Save A vibrant, budget-friendly dish featuring perfectly baked eggs nestled in a spiced tomato and pepper sauce ideal for breakfast, brunch, or an easy supper.
I first made this dish on a quiet weekend morning and was amazed by how easily it came together and how nourishing it felt for the whole family.
Ingredients
- Olive Oil: 1 tablespoon
- Onion: 1 large, finely chopped
- Red Bell Pepper: 1, diced
- Garlic: 2 cloves, minced
- Diced Tomatoes: 1 can (400g/14 oz)
- Tomato Paste: 1 tablespoon
- Ground Cumin: 1 teaspoon
- Sweet Paprika: 1 teaspoon
- Chili Flakes (optional): 1/4 teaspoon
- Salt and Freshly Ground Black Pepper: to taste
- Eggs: 4 large
- Fresh Parsley or Cilantro (optional): chopped
- Crusty Bread (optional): to serve
Instructions
- Preheat Oven:
- Preheat the oven to 190°C (375°F).
- Sauté Vegetables:
- Heat olive oil in a large ovenproof skillet over medium heat.
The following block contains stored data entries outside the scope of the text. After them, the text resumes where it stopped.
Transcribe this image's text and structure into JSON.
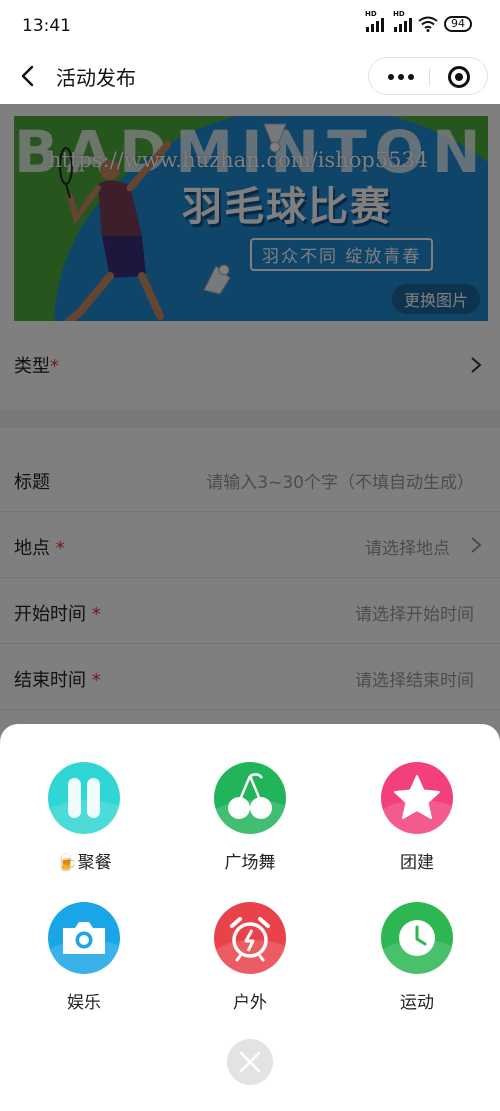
{
  "status_bar": {
    "time": "13:41",
    "battery": "94",
    "hd": "HD"
  },
  "nav": {
    "title": "活动发布"
  },
  "banner": {
    "bg_text": "BADMINTON",
    "url": "https://www.huzhan.com/ishop5534",
    "main_title": "羽毛球比赛",
    "subtitle": "羽众不同 绽放青春",
    "change_label": "更换图片"
  },
  "form": {
    "type_label": "类型",
    "required_mark": "*",
    "fields": [
      {
        "label": "标题",
        "placeholder": "请输入3~30个字（不填自动生成）",
        "required": false
      },
      {
        "label": "地点",
        "placeholder": "请选择地点",
        "required": true
      },
      {
        "label": "开始时间",
        "placeholder": "请选择开始时间",
        "required": true
      },
      {
        "label": "结束时间",
        "placeholder": "请选择结束时间",
        "required": true
      }
    ]
  },
  "categories": [
    {
      "label": "🍺聚餐",
      "icon": "pause-icon",
      "color": "#2fd6d3"
    },
    {
      "label": "广场舞",
      "icon": "cherry-icon",
      "color": "#22b45a"
    },
    {
      "label": "团建",
      "icon": "star-icon",
      "color": "#f2417a"
    },
    {
      "label": "娱乐",
      "icon": "camera-icon",
      "color": "#1aa6e6"
    },
    {
      "label": "户外",
      "icon": "alarm-clock-icon",
      "color": "#e8434a"
    },
    {
      "label": "运动",
      "icon": "clock-icon",
      "color": "#2cb752"
    }
  ],
  "colors": {
    "required": "#ee3333",
    "mask": "rgba(0,0,0,0.5)"
  }
}
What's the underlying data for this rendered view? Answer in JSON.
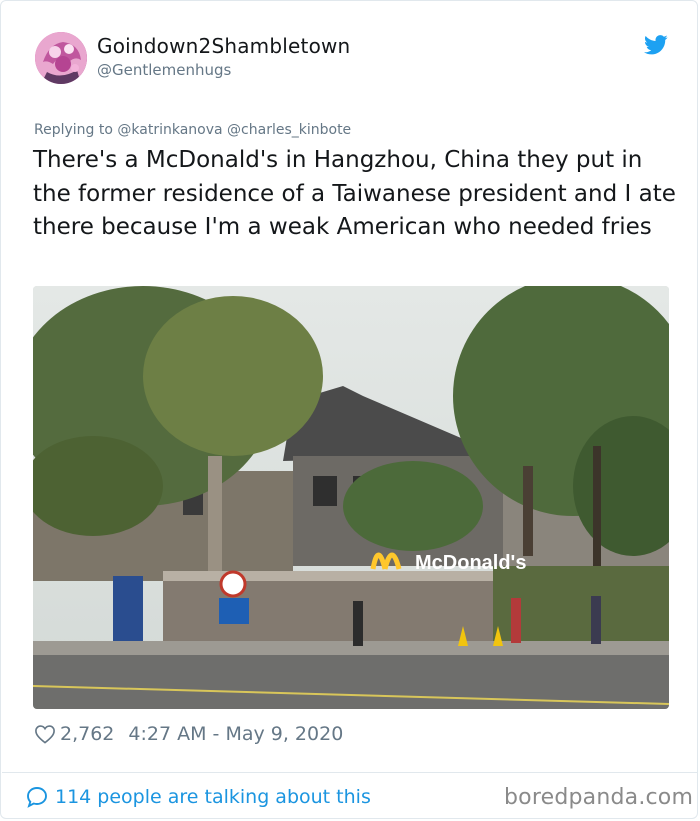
{
  "tweet": {
    "display_name": "Goindown2Shambletown",
    "handle": "@Gentlemenhugs",
    "replying_prefix": "Replying to",
    "reply_mention_1": "@katrinkanova",
    "reply_mention_2": "@charles_kinbote",
    "text": "There's a McDonald's in Hangzhou, China they put in the former residence of a Taiwanese president and I ate there because I'm a weak American who needed fries",
    "photo_sign": "McDonald's",
    "likes": "2,762",
    "timestamp": "4:27 AM - May 9, 2020",
    "talking": "114 people are talking about this"
  },
  "watermark": "boredpanda.com",
  "icons": {
    "avatar": "avatar-image",
    "bird": "twitter-bird-icon",
    "heart": "heart-icon",
    "bubble": "comment-bubble-icon"
  },
  "colors": {
    "twitter_blue": "#1da1f2",
    "link_blue": "#1b95e0",
    "secondary_gray": "#657786",
    "text": "#14171a",
    "mcd_yellow": "#ffc72c"
  }
}
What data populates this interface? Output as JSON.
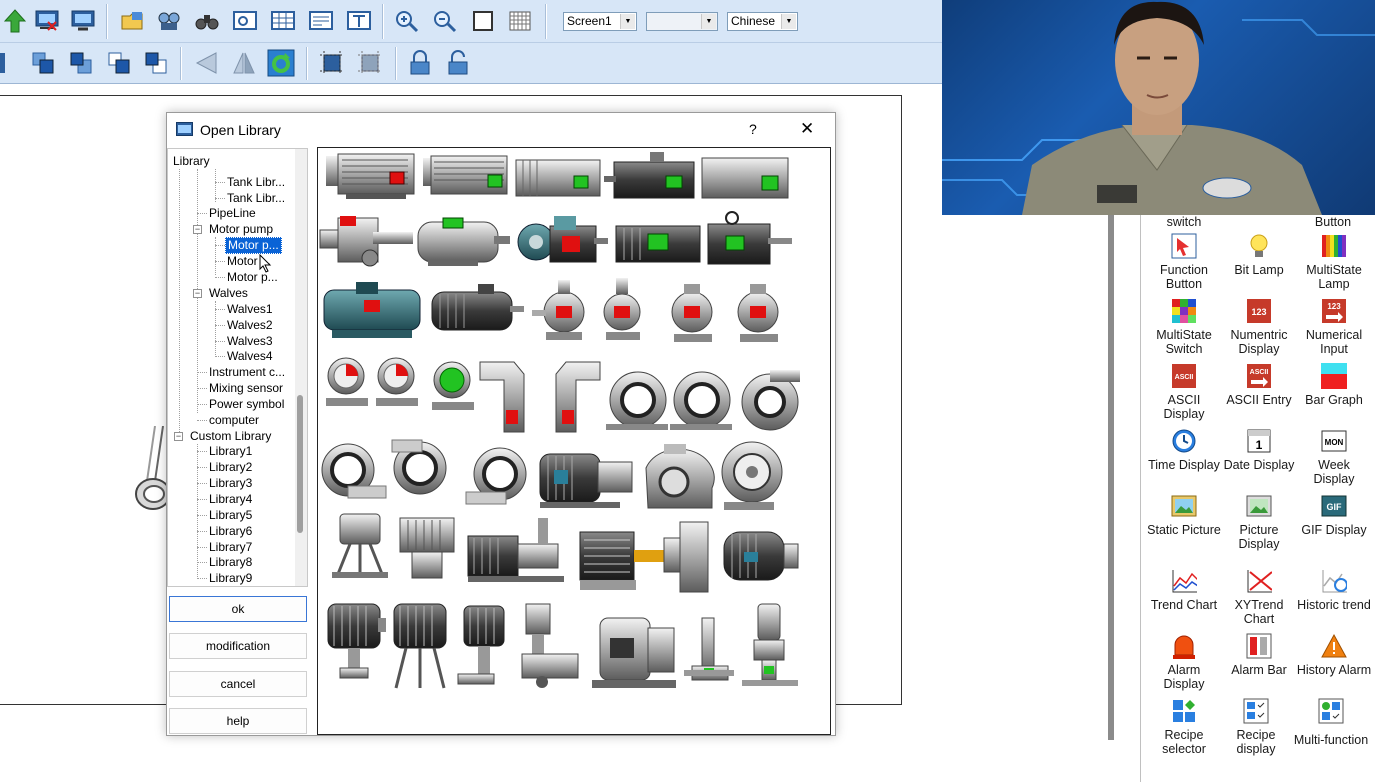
{
  "toolbar": {
    "screen_select": "Screen1",
    "blank_select": "",
    "language_select": "Chinese"
  },
  "dialog": {
    "title": "Open Library",
    "help_glyph": "?",
    "close_glyph": "✕",
    "tree": [
      {
        "label": "Library"
      },
      {
        "label": "Tank Libr..."
      },
      {
        "label": "Tank Libr..."
      },
      {
        "label": "PipeLine"
      },
      {
        "label": "Motor pump"
      },
      {
        "label": "Motor p..."
      },
      {
        "label": "Motor ..."
      },
      {
        "label": "Motor p..."
      },
      {
        "label": "Walves"
      },
      {
        "label": "Walves1"
      },
      {
        "label": "Walves2"
      },
      {
        "label": "Walves3"
      },
      {
        "label": "Walves4"
      },
      {
        "label": "Instrument c..."
      },
      {
        "label": "Mixing sensor"
      },
      {
        "label": "Power symbol"
      },
      {
        "label": "computer"
      },
      {
        "label": "Custom Library"
      },
      {
        "label": "Library1"
      },
      {
        "label": "Library2"
      },
      {
        "label": "Library3"
      },
      {
        "label": "Library4"
      },
      {
        "label": "Library5"
      },
      {
        "label": "Library6"
      },
      {
        "label": "Library7"
      },
      {
        "label": "Library8"
      },
      {
        "label": "Library9"
      }
    ],
    "buttons": {
      "ok": "ok",
      "modification": "modification",
      "cancel": "cancel",
      "help": "help"
    }
  },
  "panel": {
    "top_partial": [
      "switch",
      "Button"
    ],
    "objects": [
      {
        "label": "Function Button",
        "icon": "function-button-icon"
      },
      {
        "label": "Bit Lamp",
        "icon": "bit-lamp-icon"
      },
      {
        "label": "MultiState Lamp",
        "icon": "multistate-lamp-icon"
      },
      {
        "label": "MultiState Switch",
        "icon": "multistate-switch-icon"
      },
      {
        "label": "Numentric Display",
        "icon": "numeric-display-icon"
      },
      {
        "label": "Numerical Input",
        "icon": "numerical-input-icon"
      },
      {
        "label": "ASCII Display",
        "icon": "ascii-display-icon"
      },
      {
        "label": "ASCII Entry",
        "icon": "ascii-entry-icon"
      },
      {
        "label": "Bar Graph",
        "icon": "bar-graph-icon"
      },
      {
        "label": "Time Display",
        "icon": "clock-icon"
      },
      {
        "label": "Date Display",
        "icon": "calendar-icon"
      },
      {
        "label": "Week Display",
        "icon": "week-icon"
      },
      {
        "label": "Static Picture",
        "icon": "static-picture-icon"
      },
      {
        "label": "Picture Display",
        "icon": "picture-display-icon"
      },
      {
        "label": "GIF Display",
        "icon": "gif-icon"
      },
      {
        "label": "Trend Chart",
        "icon": "trend-chart-icon"
      },
      {
        "label": "XYTrend Chart",
        "icon": "xy-trend-icon"
      },
      {
        "label": "Historic trend",
        "icon": "historic-trend-icon"
      },
      {
        "label": "Alarm Display",
        "icon": "alarm-display-icon"
      },
      {
        "label": "Alarm Bar",
        "icon": "alarm-bar-icon"
      },
      {
        "label": "History Alarm",
        "icon": "history-alarm-icon"
      },
      {
        "label": "Recipe selector",
        "icon": "recipe-selector-icon"
      },
      {
        "label": "Recipe display",
        "icon": "recipe-display-icon"
      },
      {
        "label": "Multi-function",
        "icon": "multi-function-icon"
      }
    ],
    "icon_text": {
      "numeric": "123",
      "ascii": "ASCII",
      "date": "1",
      "week": "MON",
      "gif": "GIF"
    }
  },
  "colors": {
    "toolbar_bg": "#d7e6f7",
    "selection": "#0a63d6",
    "status_green": "#22c322",
    "status_red": "#e01010"
  }
}
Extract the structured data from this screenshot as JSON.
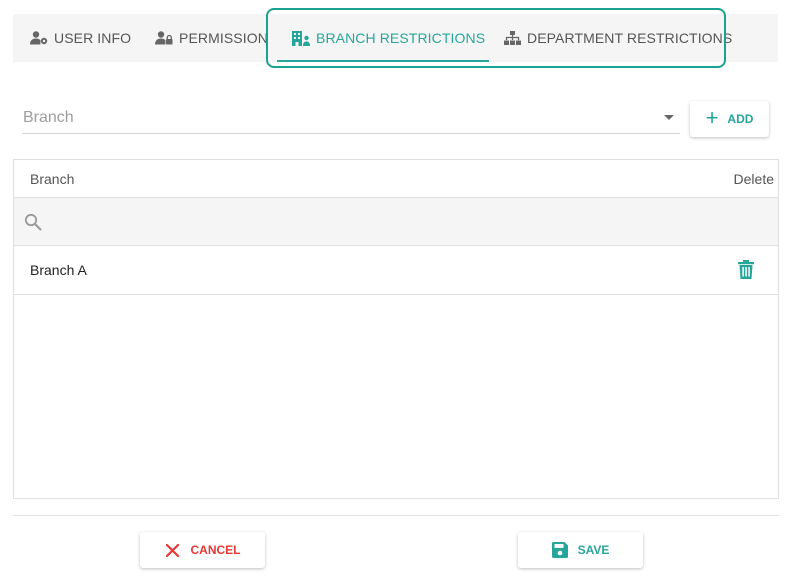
{
  "tabs": [
    {
      "label": "USER INFO",
      "icon": "user-gear-icon",
      "active": false
    },
    {
      "label": "PERMISSION",
      "icon": "user-lock-icon",
      "active": false
    },
    {
      "label": "BRANCH RESTRICTIONS",
      "icon": "building-user-icon",
      "active": true
    },
    {
      "label": "DEPARTMENT RESTRICTIONS",
      "icon": "sitemap-icon",
      "active": false
    }
  ],
  "colors": {
    "accent": "#26a69a",
    "highlight": "#1aa190",
    "danger": "#e53935"
  },
  "branch_select": {
    "placeholder": "Branch"
  },
  "add_button": {
    "label": "ADD",
    "icon": "plus-icon"
  },
  "table": {
    "columns": [
      "Branch",
      "Delete"
    ],
    "filter_icon": "search-icon",
    "rows": [
      {
        "branch": "Branch A",
        "delete_icon": "trash-icon"
      }
    ]
  },
  "footer": {
    "cancel_label": "CANCEL",
    "save_label": "SAVE"
  }
}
Add the onion and cook for 3, 4 minutes until softened. Add the bell pepper and cook for another 3, 4 minutes until slightly tender.
- Add Spices and Garlic:
- Stir in garlic, cumin, paprika, and chili flakes. Cook for 1 minute until fragrant.
- Add Tomato Ingredients:
- Add diced tomatoes and tomato paste. Season with salt and pepper. Simmer for 8, 10 minutes, stirring occasionally, until the sauce thickens.
- Add Eggs:
- Use a spoon to make four wells in the sauce. Crack an egg into each well.
- Bake:
- Transfer the skillet to the oven and bake for 8, 10 minutes, or until the egg whites are set but yolks remain slightly runny.
- Garnish and Serve:
- Remove from oven, garnish with chopped parsley or cilantro if desired, and serve immediately with crusty bread.
Save This is my daughter's favorite weekend breakfast and it often brings everyone together for a slow, joyful start to the day.
Required Tools
Ovenproof skillet or sauté pan, knife and cutting board, wooden spoon
Allergen Information
Contains eggs. Check bread for gluten if gluten-free is needed. Always verify ingredient labels for cross-contamination.
Nutritional Information (per serving)
Calories: 185. Total Fat: 8 g. Carbohydrates: 16 g. Protein: 10 g.
Save A warm plate of baked eggs in tomato sauce is sure to make any meal feel special and comforting.
Recipe FAQs
- → What type of pan is best for baking eggs in tomato sauce?
An ovenproof skillet or sauté pan works best, allowing you to cook the sauce on the stove and then transfer it directly to the oven.
- → How do I ensure the egg yolks stay runny?
Bake the eggs for about 8-10 minutes until whites are set but yolks remain slightly soft. Keep an eye to avoid overcooking.
- → Can I adjust the spiciness of the dish?
Yes, you can add or omit chili flakes according to your spice preference to balance the heat.
- → What herbs complement the dish best?
Fresh parsley or cilantro adds brightness and a fresh herbal note that complements the tomato base well.
- → Is it possible to make this dish vegan?
Yes, replace the eggs with drained canned chickpeas and bake them in the spiced tomato sauce for a vegan version.